We have all seen it, at least in the news. Most of us have been impacted by it because it is all around us. Extreme weather events have increased in intensity. Our climate has changed and as the modelers said 30 years ago, extremes have increased. In the future, expect further increases to triple what we see today.

Droughts are longer and deeper. Floods are bigger. Tornado outbreaks have more tornadoes in them. Hurricanes in the Atlantic Basin have increased in intensity and in frequency. These things are real and backed up science. What is not real in the science (yet), and is picked up by whatever media that is not doing a good job of reporting, is that intensity of tornadoes and number of outbreaks shows no statistical increase yet, hurricane intensity and frequency globally shows no increase yet, and more extreme winds from non hurricane wind storms show no increase yet. These facts are used to obfuscate the rest of the science, sometimes on purpose, and sometimes out of what journalist perceive to be fairness. 

Fairness though, is simply not telling the entire story: The reasons some extreme weather types shows no increase yet include the difficulty of data acquisition and robustness of historic data. It doesn’t mean the intensity and frequency of these things are not increasing, it means that “for certain” the statistics are not robust because of “noise” in the system. We can’t see the truth because of the inaccuracies inherent in the data: we can’t very well measure all tornado’s wind speeds; the number of global hurricanes is far greater than the number of Atlantic hurricanes and this skews the global average; data collection and evaluation for small storms is problematic because of the very large number of events and advanced nature of data collection via Doppler radar. We are getting there, and we are getting there sooner rather than later because of the advancement in computer speed, data collection and evaluation research. 

Modelling too is an important tool in understanding extreme weather. In the past we have not had the tools to model small scale storms. So, we did not definitively understand how small storms would behave on a warmer planet. Now we have modelling to back up the actual increases in extreme weather events we have been seeing lately.

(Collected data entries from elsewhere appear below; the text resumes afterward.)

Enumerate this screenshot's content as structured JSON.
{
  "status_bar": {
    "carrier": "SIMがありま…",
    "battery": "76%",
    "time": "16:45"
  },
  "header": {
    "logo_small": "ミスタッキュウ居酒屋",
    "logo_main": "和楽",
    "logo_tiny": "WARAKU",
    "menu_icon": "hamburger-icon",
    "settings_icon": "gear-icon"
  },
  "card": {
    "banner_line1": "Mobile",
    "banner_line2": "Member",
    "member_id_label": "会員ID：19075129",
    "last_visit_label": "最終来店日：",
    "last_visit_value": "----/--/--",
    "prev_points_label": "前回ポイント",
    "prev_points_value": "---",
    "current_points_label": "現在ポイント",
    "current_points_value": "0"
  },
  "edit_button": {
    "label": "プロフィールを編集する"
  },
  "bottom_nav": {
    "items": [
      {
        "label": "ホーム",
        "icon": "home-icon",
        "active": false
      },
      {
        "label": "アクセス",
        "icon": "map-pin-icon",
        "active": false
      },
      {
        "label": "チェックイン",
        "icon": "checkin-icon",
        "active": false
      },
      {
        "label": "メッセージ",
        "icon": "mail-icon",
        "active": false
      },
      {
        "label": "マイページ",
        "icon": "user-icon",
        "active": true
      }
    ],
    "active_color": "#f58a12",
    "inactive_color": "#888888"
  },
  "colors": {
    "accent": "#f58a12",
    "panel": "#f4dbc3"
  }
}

This research looks at small mesoscale convective system (MCS) storms (very large summertime thunderstorms). These are the big thunderstorms (60 miles across) that pop up with summer heating and last a relatively long period of four hours or more. This work used the most advanced convection enabled modeling to explore these MCS storms during June, July and August with business as usual (BAU) warming by end of century.

What’s important to note with this research and all modelling, is warming is out ahead of emissions. This can easily be seen with warming over the last five years. During this period, global emissions have stagnated, but warming continues at it’s most rapid pace yet. The reasons warming continues is that the global temperature is still catching up to the ‘warming in the pipeline,” but the reason that warming is accelerating is that feedbacks have kicked in. 

The warming arctic is probably the biggest of these, though globally, early spring and late autumn onset have big feedback effects too. Anywhere there is less snow on the ground, warming is amplified by about nine times because dirt, plants, rocks and water soak up nine times more heat than snow. 

Understanding that warming can accelerate while emissions do not is very important in interpreting climate modeling. When we see worst-case warming by the end of century in model projections, and we interject in our minds that “surely, we will get this deal under control,” we need to understand that even if we fully implement Paris emissions reductions  of 80 percent by mid-century and net zero by 2080, we still warm up to triple the observed warming by mid-century and quintuple by 2100.

It’s also really important to understand that modeling and consensus guidance understates–in some cases dramatically. 

Antarctic ice loss for example: As recently as the 2007, the Intergovernmental Panel on Climate Change (IPCC) reported Antarctica was not supposed to begin losing ice until after 2100. The 2013 IPCC report however showed Antarctica had dramatically begun to lose ice at up to half the rate of Greenland. It’s not that Antarctica dramatically began to lose ice. First publishing of Antarctic ice loss was in 1994. The challenge is that consensus science–because of the consensus–compromises, and the results are understatements about projections.

What these researchers from the National Center for Atmospheric Research found was that these intense summertime MCS storms will more than triple in North America, will see a 15–40% increase in maximum precipitation rates and a significant spreading of regions impacted by heavy precipitation with up to 80% increases in the total precipitation volume. Area covered by each individual storm increases roughly by a factor of two.

In the Central US, extreme MCSs with a precipitation rate in excess of 3.5 inches per hour increase by 380%.  The highest increases in occur in Canada and the US Northeast, where rainfall rates in excess of 3 inches per hour, as the authors state, “are almost unrepresented in the current climate and become frequent in the future.”  

The Meaning of These Things

Like all things climate, multiple by five or thereabouts. Because frequency, intensity and area of coverage of extreme summer storms all increases at the same time, and as the volume of rainfall that falls on a particular place increases, flooding increases nonlinearly (a little bit more rain creates a lot more flooding), the astonishing amounts of flooding that we have seen become the norm lately, will be eclipsed dramatically in the future.